Clever, clever, clever. Craig Lucas' THE DYING GAUL turns the thriller genre blithely on its head with this trio of awful people who have little more in common than a moving, autobiographical screenplay that will receive a complacent makeover, sophisticated hypocrisy, and the pretense of friendship masking hidden agendas. Robert Sandrich is at the center of this story -- a writer who has child support to pay and is in dire need of a hit. He's written this fantastic, beautiful, evocative story that is based on his own life experience: a love story between two men that ends in the death of one of them, titled "The Dying Gaul." Jeffrey Tishop is a movie producer, and is interested... with one simple condition: it needs changing. American audiences, he says, hate gays, and will not go to the theatres to see a movie about two gay men in love. (The movie is set in the mid-90s.) Now, if Robert changes the male character -- Maurice, also the name of Robert's agent and longtime lover who has died -- into a woman, it would be perfect. Robert, understandably, is horrified: he's being asked the unthinkable, and he has his heart in this story. Jeffrey sleekly tells him, he loves the story -- and he's even shown it to Gus Van Sant (who at the time was at his peak). However, the change is necessary.

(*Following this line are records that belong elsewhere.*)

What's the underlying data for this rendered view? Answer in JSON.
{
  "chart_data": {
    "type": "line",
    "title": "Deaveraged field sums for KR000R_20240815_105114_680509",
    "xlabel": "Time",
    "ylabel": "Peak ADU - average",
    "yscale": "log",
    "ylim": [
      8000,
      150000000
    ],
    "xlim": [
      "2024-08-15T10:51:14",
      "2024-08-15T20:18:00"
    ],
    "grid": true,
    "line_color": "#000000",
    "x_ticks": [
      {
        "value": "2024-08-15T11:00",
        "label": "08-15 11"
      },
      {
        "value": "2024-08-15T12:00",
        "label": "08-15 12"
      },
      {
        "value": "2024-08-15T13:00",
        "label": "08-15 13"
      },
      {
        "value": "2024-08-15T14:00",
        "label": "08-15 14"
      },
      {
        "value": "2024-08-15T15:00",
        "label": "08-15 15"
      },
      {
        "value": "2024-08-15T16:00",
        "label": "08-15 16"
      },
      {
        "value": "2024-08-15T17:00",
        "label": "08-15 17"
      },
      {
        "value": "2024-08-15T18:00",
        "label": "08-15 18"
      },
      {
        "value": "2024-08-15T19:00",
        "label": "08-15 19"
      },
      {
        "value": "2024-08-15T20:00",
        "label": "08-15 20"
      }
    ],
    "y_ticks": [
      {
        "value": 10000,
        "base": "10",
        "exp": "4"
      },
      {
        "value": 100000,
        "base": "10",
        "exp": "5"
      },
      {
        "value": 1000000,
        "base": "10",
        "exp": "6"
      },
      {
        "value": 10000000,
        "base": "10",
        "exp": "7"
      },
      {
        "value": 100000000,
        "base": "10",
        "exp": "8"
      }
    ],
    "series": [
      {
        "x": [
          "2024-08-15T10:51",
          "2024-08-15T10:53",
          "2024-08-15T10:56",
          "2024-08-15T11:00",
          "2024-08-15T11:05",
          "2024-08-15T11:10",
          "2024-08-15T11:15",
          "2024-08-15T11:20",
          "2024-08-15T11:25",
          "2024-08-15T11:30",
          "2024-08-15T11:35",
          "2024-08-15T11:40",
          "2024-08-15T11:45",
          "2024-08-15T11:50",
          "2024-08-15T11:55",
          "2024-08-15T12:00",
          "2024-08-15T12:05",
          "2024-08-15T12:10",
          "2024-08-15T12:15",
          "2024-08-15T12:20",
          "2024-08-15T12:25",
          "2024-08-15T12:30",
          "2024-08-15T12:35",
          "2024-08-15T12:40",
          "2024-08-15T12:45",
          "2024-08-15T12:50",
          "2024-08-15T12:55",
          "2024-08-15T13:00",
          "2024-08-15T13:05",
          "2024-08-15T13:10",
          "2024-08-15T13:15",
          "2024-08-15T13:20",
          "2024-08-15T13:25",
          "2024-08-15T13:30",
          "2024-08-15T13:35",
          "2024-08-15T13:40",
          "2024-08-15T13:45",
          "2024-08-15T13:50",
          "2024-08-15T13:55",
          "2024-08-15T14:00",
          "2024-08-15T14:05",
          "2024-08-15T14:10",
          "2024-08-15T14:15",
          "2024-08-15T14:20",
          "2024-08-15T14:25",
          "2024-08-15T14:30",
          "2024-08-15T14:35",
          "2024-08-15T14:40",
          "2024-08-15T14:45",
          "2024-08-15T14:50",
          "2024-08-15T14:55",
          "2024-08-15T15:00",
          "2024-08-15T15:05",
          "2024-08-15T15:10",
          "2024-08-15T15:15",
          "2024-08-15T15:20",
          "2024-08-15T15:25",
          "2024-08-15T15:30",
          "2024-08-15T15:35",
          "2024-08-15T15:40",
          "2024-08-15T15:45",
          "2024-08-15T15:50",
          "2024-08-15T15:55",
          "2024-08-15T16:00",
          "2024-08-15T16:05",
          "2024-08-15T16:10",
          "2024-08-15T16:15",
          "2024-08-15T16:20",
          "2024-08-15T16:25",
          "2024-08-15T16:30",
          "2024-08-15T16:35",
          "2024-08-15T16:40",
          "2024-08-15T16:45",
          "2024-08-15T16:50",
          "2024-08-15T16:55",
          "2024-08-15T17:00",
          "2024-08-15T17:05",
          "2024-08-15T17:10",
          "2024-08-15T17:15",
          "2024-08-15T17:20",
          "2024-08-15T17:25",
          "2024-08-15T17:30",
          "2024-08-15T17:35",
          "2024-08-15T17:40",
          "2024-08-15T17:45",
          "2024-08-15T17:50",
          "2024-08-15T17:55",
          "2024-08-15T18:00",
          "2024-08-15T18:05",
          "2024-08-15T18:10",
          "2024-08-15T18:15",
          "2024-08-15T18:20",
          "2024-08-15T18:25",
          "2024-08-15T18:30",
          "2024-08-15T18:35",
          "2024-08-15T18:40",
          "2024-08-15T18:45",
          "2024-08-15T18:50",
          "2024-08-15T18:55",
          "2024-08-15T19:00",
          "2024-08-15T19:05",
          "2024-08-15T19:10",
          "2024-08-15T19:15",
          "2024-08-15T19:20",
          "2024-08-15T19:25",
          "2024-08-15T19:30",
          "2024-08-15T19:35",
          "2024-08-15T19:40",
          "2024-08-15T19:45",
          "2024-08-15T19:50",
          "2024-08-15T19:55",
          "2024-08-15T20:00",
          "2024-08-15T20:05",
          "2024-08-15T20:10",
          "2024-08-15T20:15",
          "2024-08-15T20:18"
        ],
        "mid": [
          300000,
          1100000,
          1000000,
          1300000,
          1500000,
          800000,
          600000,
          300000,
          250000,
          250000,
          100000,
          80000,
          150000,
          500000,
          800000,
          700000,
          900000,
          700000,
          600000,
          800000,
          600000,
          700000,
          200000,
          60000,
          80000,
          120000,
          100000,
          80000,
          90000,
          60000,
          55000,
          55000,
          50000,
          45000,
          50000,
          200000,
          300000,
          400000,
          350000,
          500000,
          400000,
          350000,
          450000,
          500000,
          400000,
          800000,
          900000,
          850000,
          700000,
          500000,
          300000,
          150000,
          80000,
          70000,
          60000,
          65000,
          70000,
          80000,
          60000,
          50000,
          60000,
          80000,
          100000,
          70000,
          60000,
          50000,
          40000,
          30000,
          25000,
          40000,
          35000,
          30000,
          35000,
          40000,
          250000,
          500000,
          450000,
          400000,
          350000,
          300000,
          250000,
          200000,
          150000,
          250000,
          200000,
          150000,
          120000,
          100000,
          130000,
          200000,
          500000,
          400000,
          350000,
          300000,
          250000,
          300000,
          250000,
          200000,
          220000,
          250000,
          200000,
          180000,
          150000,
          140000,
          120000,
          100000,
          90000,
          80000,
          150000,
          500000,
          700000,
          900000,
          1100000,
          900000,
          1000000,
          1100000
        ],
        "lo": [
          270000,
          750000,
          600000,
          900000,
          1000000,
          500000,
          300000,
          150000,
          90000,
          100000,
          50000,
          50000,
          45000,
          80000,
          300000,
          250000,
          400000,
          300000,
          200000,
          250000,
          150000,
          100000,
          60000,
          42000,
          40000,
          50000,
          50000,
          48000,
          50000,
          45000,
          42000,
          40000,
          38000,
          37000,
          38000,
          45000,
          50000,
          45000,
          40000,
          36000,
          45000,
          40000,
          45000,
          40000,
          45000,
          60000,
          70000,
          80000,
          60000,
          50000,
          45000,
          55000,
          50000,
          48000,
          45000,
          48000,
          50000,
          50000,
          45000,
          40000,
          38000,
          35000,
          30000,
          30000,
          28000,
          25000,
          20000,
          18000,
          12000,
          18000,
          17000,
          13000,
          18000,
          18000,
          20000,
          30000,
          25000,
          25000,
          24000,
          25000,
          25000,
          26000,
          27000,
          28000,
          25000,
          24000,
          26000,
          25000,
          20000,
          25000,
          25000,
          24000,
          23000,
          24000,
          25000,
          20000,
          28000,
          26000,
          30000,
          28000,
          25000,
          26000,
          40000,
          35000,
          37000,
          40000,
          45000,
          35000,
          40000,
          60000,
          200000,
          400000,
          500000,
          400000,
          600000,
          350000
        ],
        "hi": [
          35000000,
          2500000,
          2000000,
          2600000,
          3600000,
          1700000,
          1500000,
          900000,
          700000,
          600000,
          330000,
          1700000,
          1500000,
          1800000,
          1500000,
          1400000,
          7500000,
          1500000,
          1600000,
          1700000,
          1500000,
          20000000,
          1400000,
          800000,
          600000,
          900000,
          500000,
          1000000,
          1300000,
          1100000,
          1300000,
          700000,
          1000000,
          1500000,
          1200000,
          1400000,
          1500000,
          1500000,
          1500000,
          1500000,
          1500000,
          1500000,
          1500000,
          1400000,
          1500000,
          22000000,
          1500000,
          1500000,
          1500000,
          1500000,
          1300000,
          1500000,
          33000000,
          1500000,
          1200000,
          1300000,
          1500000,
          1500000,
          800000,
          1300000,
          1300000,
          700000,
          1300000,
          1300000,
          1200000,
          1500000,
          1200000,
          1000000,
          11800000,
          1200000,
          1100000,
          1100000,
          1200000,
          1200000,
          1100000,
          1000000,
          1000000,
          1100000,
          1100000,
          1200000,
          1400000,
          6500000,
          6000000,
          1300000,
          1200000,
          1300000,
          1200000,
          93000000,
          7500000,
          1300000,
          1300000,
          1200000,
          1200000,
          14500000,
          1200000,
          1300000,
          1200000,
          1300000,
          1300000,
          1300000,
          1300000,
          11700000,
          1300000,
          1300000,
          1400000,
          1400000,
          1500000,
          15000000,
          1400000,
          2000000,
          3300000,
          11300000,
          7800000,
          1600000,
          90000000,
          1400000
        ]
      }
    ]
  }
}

Robert bolts, but succumbs to one tiny little detail: one million dollars, payable to him immediately, to which he can after this one story do whatever he chooses to -- create stories of gay men left and right, ill or healthy. Robert is in a predicament... and he sells his soul.

Enter Elaine. She's a former screenwriter herself, now living the life of comfort in her Los Angeles house overlooking the sea. Jeffrey introduces her to Robert first via his screenplay, which moves her to tears (as he is deleting all 1172 instances of Maurice and changing it to Maggie). She later meets him for a night out at the movies, and she and Robert have the kind of chat that happens when two women are sharing innermost secrets. Among them is the fact that he's into internet chat and goes to a specific room in a system not unlike AOL. Curious about him -- maybe a little too much so -- she follows him into this chat room using a male identity and uncovers a little bit about him. Of course, the anonymity of internet chat makes people talk more than they should, and a later conversation between Elaine and Robert reveals something crucial, possibly hinted all throughout her marriage, but there, in front of her, typed words on a monitor.

Craig Lucas discloses himself as a great orchestrator of people approaching their own realities from an oblique path in his extremely well plotted out and near perfect story. His use of Steve Reich's music is stunning, and perfectly counterpoints the plot turns, as well as sounds per se -- like when Elaine discovers her husband's secret and a hose goes off, or the shrieks of the Tishop children at the beginning, bookended by something horrible at the end. If you can overlook the one point of the story where plausibility might be put into question -- the fact that Robert would be so gullible to answer an approach as naked as the one Elaine uses masquerading as "Sean" -- "Anyone here ever lost a lover?" -- then the rest of the story which follows is a careful construction of times suspense that doesn't swallow its conceit whole. Even so, the fulcrum here, online chat, holds itself well being that at the time there was this innocence about chat rooms. I would have to believe Robert had only recently taken it up after the pain of losing Maurice and his overwhelming loneliness, since he doesn't seem to have friends or a life outside his computer and fiction. Only then could it jell in a perfect seam. (Then again, anyone who's come into the Internet for the first time does so with a sense of novelty that only progressively, after much disappointment, loses its truthfulness.) Where the story somehow loses a little of its initial punch is when Elaine takes her online act further as "Arckangel1966". But, for there to be some form of suspense, it's probably the only way to convey this progressive bull-fight between her and Robert, and the presentation is certainly pitch-perfect in letting us see both actors talking directly to the camera and hear voice-overs of what they're typing, but also letting us hear her as her male counterpart -- in this case, Maurice himself. It's suspension of disbelief that pays off.

Neither of the three characters come off naked to us. I think it's a good thing because it gives their words, their actions, and even small gestures a hint of duplicity and doesn't allow anyone to come off smelling like a rose. Jeffrey, for example, states he's shown the script to Van Sant, but his eyes indicate otherwise. His attraction to Robert may be sexual, but masks the greed of having your cake and eating it too. Robert is just creepy: not a bad guy, but a little off, not above betrayal and even murder. Elaine's motives are, while understandable, more unclear. Baiting Robert with information she gets access to through a private investigator is plain ugly. In a way, she's a new kind of femme fatale -- one that under the guise of an identity can be anyone. This is one deadly threesome.

Craig Lucas' THE DYING GAUL is a complex film that despite some minor flaws stemming from its online conceit digs deep into the veneer of those who seem to have it all, and those who are trying to have it all. Patricia Clarkson, Campbell Scott, and Peter Sarsgaard are uniformly flawless in their characters and are reason enough to see this movie.